ARM is main supplier of chips used in smartphones and other small devices. However, the UK chip maker is facing an aggressive push into the mobile space from chip giant Intel, with its Atom platform.
ARM unveiled the new design at its ARM TechCon3 event in Santa Clara, California. The new Cortex-A5 MPCore processor will be cheaper, faster and more energy efficient than its predecessors.

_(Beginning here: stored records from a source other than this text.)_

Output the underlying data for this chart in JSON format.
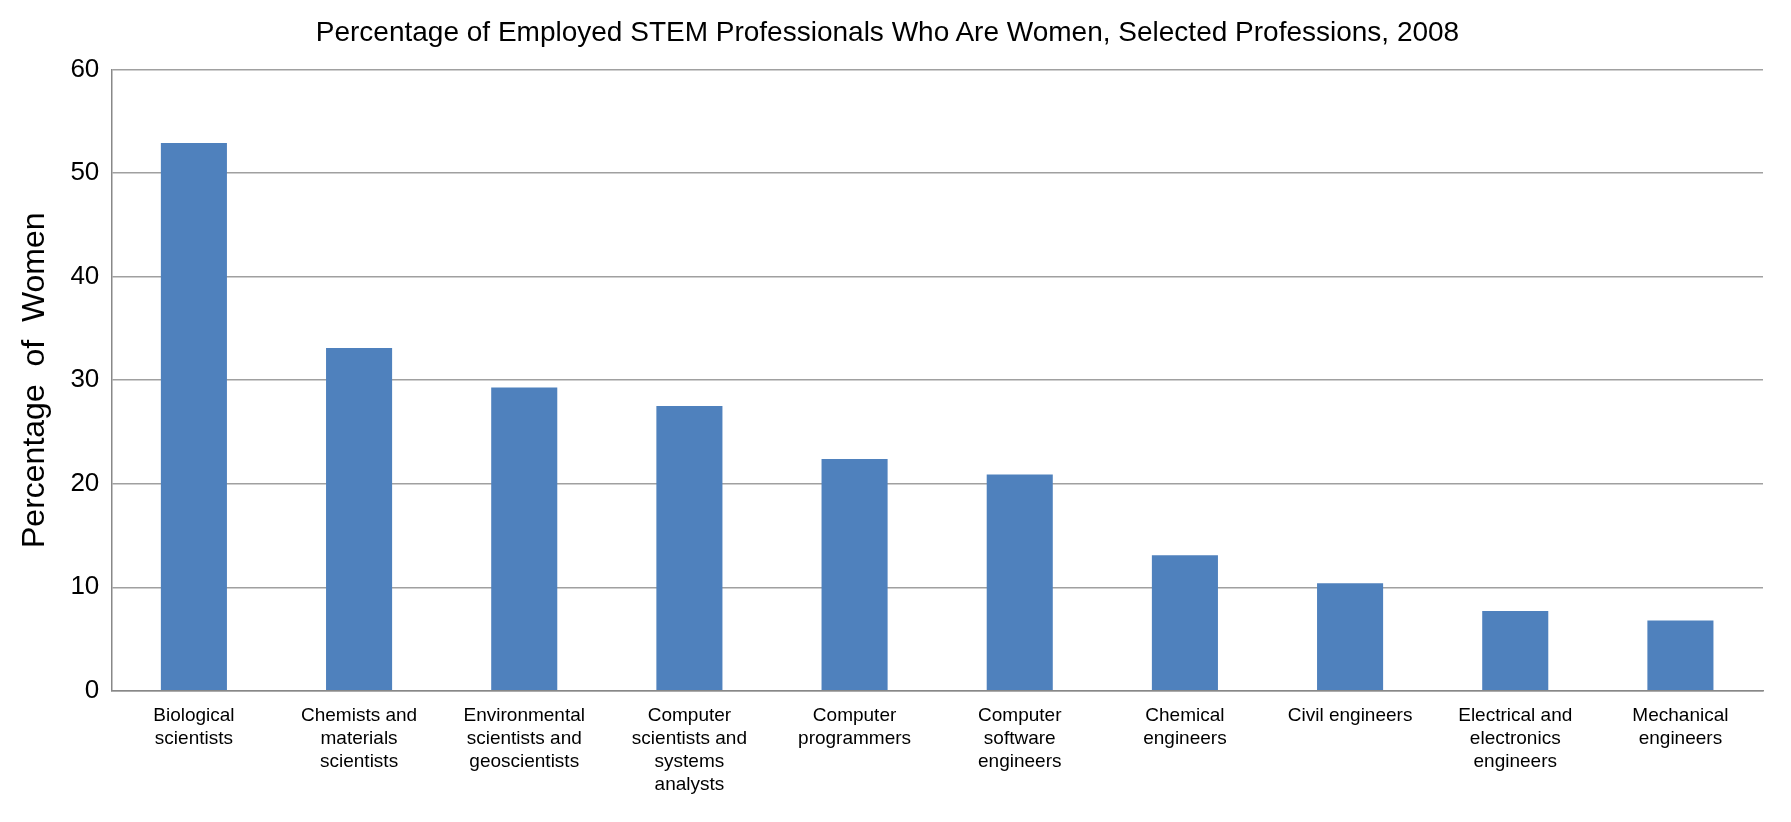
{
  "chart_data": {
    "type": "bar",
    "title": "Percentage of Employed STEM Professionals Who Are Women, Selected Professions, 2008",
    "ylabel": "Percentage  of  Women",
    "categories": [
      "Biological scientists",
      "Chemists and materials scientists",
      "Environmental scientists and geoscientists",
      "Computer scientists and systems analysts",
      "Computer programmers",
      "Computer software engineers",
      "Chemical engineers",
      "Civil engineers",
      "Electrical and electronics engineers",
      "Mechanical engineers"
    ],
    "values": [
      52.9,
      33.1,
      29.3,
      27.5,
      22.4,
      20.9,
      13.1,
      10.4,
      7.7,
      6.8
    ],
    "color": "#4f81bd",
    "ylim": [
      0,
      60
    ],
    "yticks": [
      0,
      10,
      20,
      30,
      40,
      50,
      60
    ],
    "grid": "y",
    "legend": false
  }
}
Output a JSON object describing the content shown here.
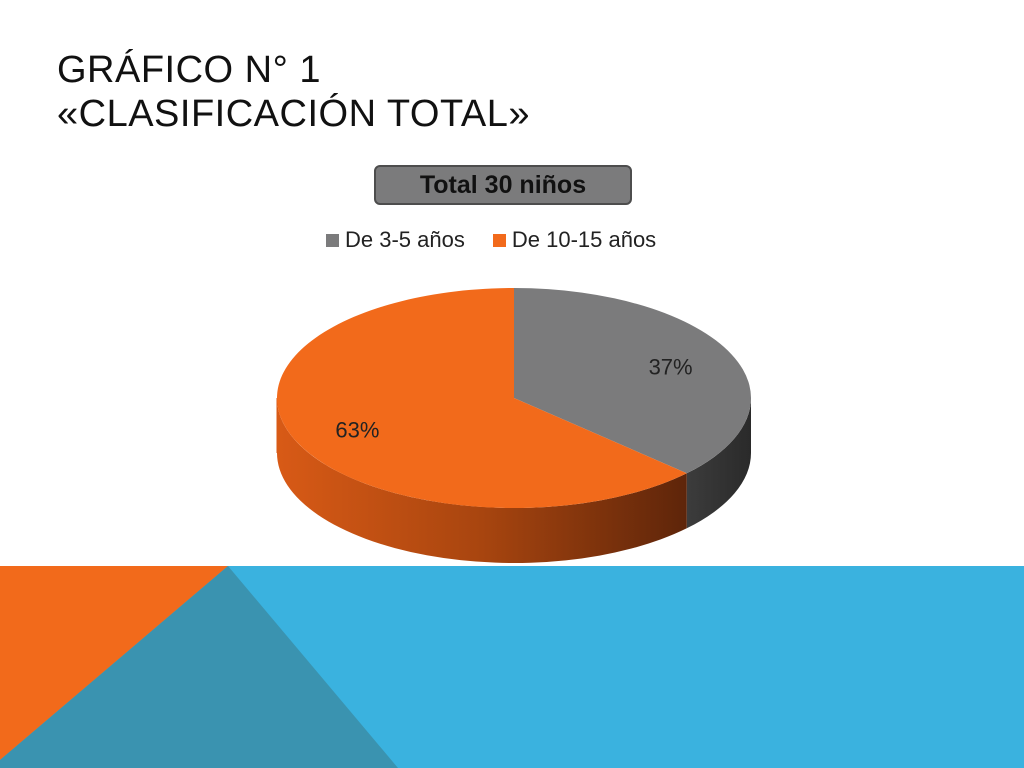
{
  "slide": {
    "title_line1": "GRÁFICO N° 1",
    "title_line2": "«CLASIFICACIÓN TOTAL»"
  },
  "colors": {
    "orange": "#f26a1b",
    "gray": "#7b7b7c",
    "blue": "#3ab2df",
    "teal": "#3a93b0"
  },
  "chart_data": {
    "type": "pie",
    "title": "Total 30 niños",
    "categories": [
      "De 3-5 años",
      "De 10-15 años"
    ],
    "values": [
      37,
      63
    ],
    "labels": [
      "37%",
      "63%"
    ],
    "colors": [
      "#7b7b7c",
      "#f26a1b"
    ],
    "legend_position": "top",
    "style": "3d"
  }
}
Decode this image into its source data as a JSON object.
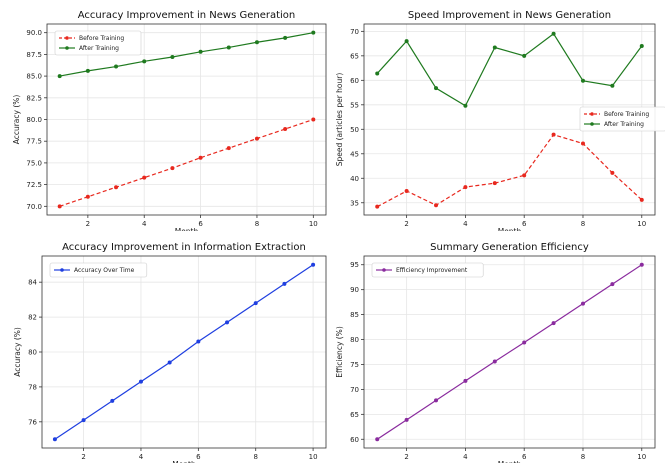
{
  "chart_data": [
    {
      "type": "line",
      "title": "Accuracy Improvement in News Generation",
      "xlabel": "Month",
      "ylabel": "Accuracy (%)",
      "x": [
        1,
        2,
        3,
        4,
        5,
        6,
        7,
        8,
        9,
        10
      ],
      "xlim": [
        0.55,
        10.45
      ],
      "ylim": [
        69.0,
        91.0
      ],
      "xticks": [
        2,
        4,
        6,
        8,
        10
      ],
      "yticks": [
        70.0,
        72.5,
        75.0,
        77.5,
        80.0,
        82.5,
        85.0,
        87.5,
        90.0
      ],
      "ytick_labels": [
        "70.0",
        "72.5",
        "75.0",
        "77.5",
        "80.0",
        "82.5",
        "85.0",
        "87.5",
        "90.0"
      ],
      "grid": true,
      "legend": "top-left",
      "series": [
        {
          "name": "Before Training",
          "color": "#e8281e",
          "dashed": true,
          "values": [
            70.0,
            71.1,
            72.2,
            73.3,
            74.4,
            75.6,
            76.7,
            77.8,
            78.9,
            80.0
          ]
        },
        {
          "name": "After Training",
          "color": "#1f7a1f",
          "dashed": false,
          "values": [
            85.0,
            85.6,
            86.1,
            86.7,
            87.2,
            87.8,
            88.3,
            88.9,
            89.4,
            90.0
          ]
        }
      ]
    },
    {
      "type": "line",
      "title": "Speed Improvement in News Generation",
      "xlabel": "Month",
      "ylabel": "Speed (articles per hour)",
      "x": [
        1,
        2,
        3,
        4,
        5,
        6,
        7,
        8,
        9,
        10
      ],
      "xlim": [
        0.55,
        10.45
      ],
      "ylim": [
        32.5,
        71.5
      ],
      "xticks": [
        2,
        4,
        6,
        8,
        10
      ],
      "yticks": [
        35,
        40,
        45,
        50,
        55,
        60,
        65,
        70
      ],
      "ytick_labels": [
        "35",
        "40",
        "45",
        "50",
        "55",
        "60",
        "65",
        "70"
      ],
      "grid": true,
      "legend": "center-right",
      "series": [
        {
          "name": "Before Training",
          "color": "#e8281e",
          "dashed": true,
          "values": [
            34.2,
            37.4,
            34.5,
            38.2,
            39.0,
            40.6,
            48.9,
            47.1,
            41.1,
            35.6
          ]
        },
        {
          "name": "After Training",
          "color": "#1f7a1f",
          "dashed": false,
          "values": [
            61.4,
            68.0,
            58.4,
            54.8,
            66.7,
            65.0,
            69.5,
            59.9,
            58.9,
            67.0
          ]
        }
      ]
    },
    {
      "type": "line",
      "title": "Accuracy Improvement in Information Extraction",
      "xlabel": "Month",
      "ylabel": "Accuracy (%)",
      "x": [
        1,
        2,
        3,
        4,
        5,
        6,
        7,
        8,
        9,
        10
      ],
      "xlim": [
        0.55,
        10.45
      ],
      "ylim": [
        74.5,
        85.5
      ],
      "xticks": [
        2,
        4,
        6,
        8,
        10
      ],
      "yticks": [
        76,
        78,
        80,
        82,
        84
      ],
      "ytick_labels": [
        "76",
        "78",
        "80",
        "82",
        "84"
      ],
      "grid": true,
      "legend": "top-left",
      "series": [
        {
          "name": "Accuracy Over Time",
          "color": "#1f3fe0",
          "dashed": false,
          "values": [
            75.0,
            76.1,
            77.2,
            78.3,
            79.4,
            80.6,
            81.7,
            82.8,
            83.9,
            85.0
          ]
        }
      ]
    },
    {
      "type": "line",
      "title": "Summary Generation Efficiency",
      "xlabel": "Month",
      "ylabel": "Efficiency (%)",
      "x": [
        1,
        2,
        3,
        4,
        5,
        6,
        7,
        8,
        9,
        10
      ],
      "xlim": [
        0.55,
        10.45
      ],
      "ylim": [
        58.25,
        96.75
      ],
      "xticks": [
        2,
        4,
        6,
        8,
        10
      ],
      "yticks": [
        60,
        65,
        70,
        75,
        80,
        85,
        90,
        95
      ],
      "ytick_labels": [
        "60",
        "65",
        "70",
        "75",
        "80",
        "85",
        "90",
        "95"
      ],
      "grid": true,
      "legend": "top-left",
      "series": [
        {
          "name": "Efficiency Improvement",
          "color": "#8a2b9e",
          "dashed": false,
          "values": [
            60.0,
            63.9,
            67.8,
            71.7,
            75.6,
            79.4,
            83.3,
            87.2,
            91.1,
            95.0
          ]
        }
      ]
    }
  ]
}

ARM can be licensed immediately and will be delivered to its hundreds of manufacturing partners, such as Samsung Electronics, later this year. The company expects devices with the Cortex-A5 processor to become available in 2011, according to Travis Lanier, product development manager for the Cortex-A5.
The new processor comes as Intel looks to move deeper into the mobile device space with its Atom processor. At their Intel Developer Forum in September, company officials said Intel is working on a 32-nanometer version of Atom, which will offer better leakage control than the current version and will rival what ARM can offer now. Intel also created a developer program aimed at expanding the market reach of the Atom platform.
Lanier noted that the Cortex-A5 is a much smaller and more powerful offering than Atom, and said that Intel will have to reach the 15-nm manufacturing process for Atom before the chip can offer the same cost efficiency as the Corex-A5.
“For the mass market, they’re a long way off,” he said in an interview.
ARM’s new chip comes with one to four processors, at speeds of up to 1GHz. The cores in the Cortex-A5 will be able to run up to three times faster than those in the ARM 9, the eight-year-old product which is the company’s current chip for the low-end market.
The Cortex-A5 will refresh the ARM 9, which gave users basic Internet connectivity, Lanier said. More than 5 billion ARM 9 units have been shipped, he said.
The Cortex-A5 will include ARM’s TrustZone security technology and a Neon multimedia processing engine, which was first introduced with the Cortex-A8 processor design. The Neon technology is designed to offer enhanced acceleration for multimedia applications.
The Cortex-A5 also is compatible with the Cortex-A8 and A9 chips, which means immediate support from developers using Android, Adobe Flash, Java Platform Standard Edition, JavaFX, Linux, Microsoft Windows Embedded, Symbian and Ubuntu.
The chip is designed to work with a wide range of Internet-enabled devices, from smartphones and netbooks to embedded consumer and industrial systems.
“There’s a very massive opportunity here,” Lanier said.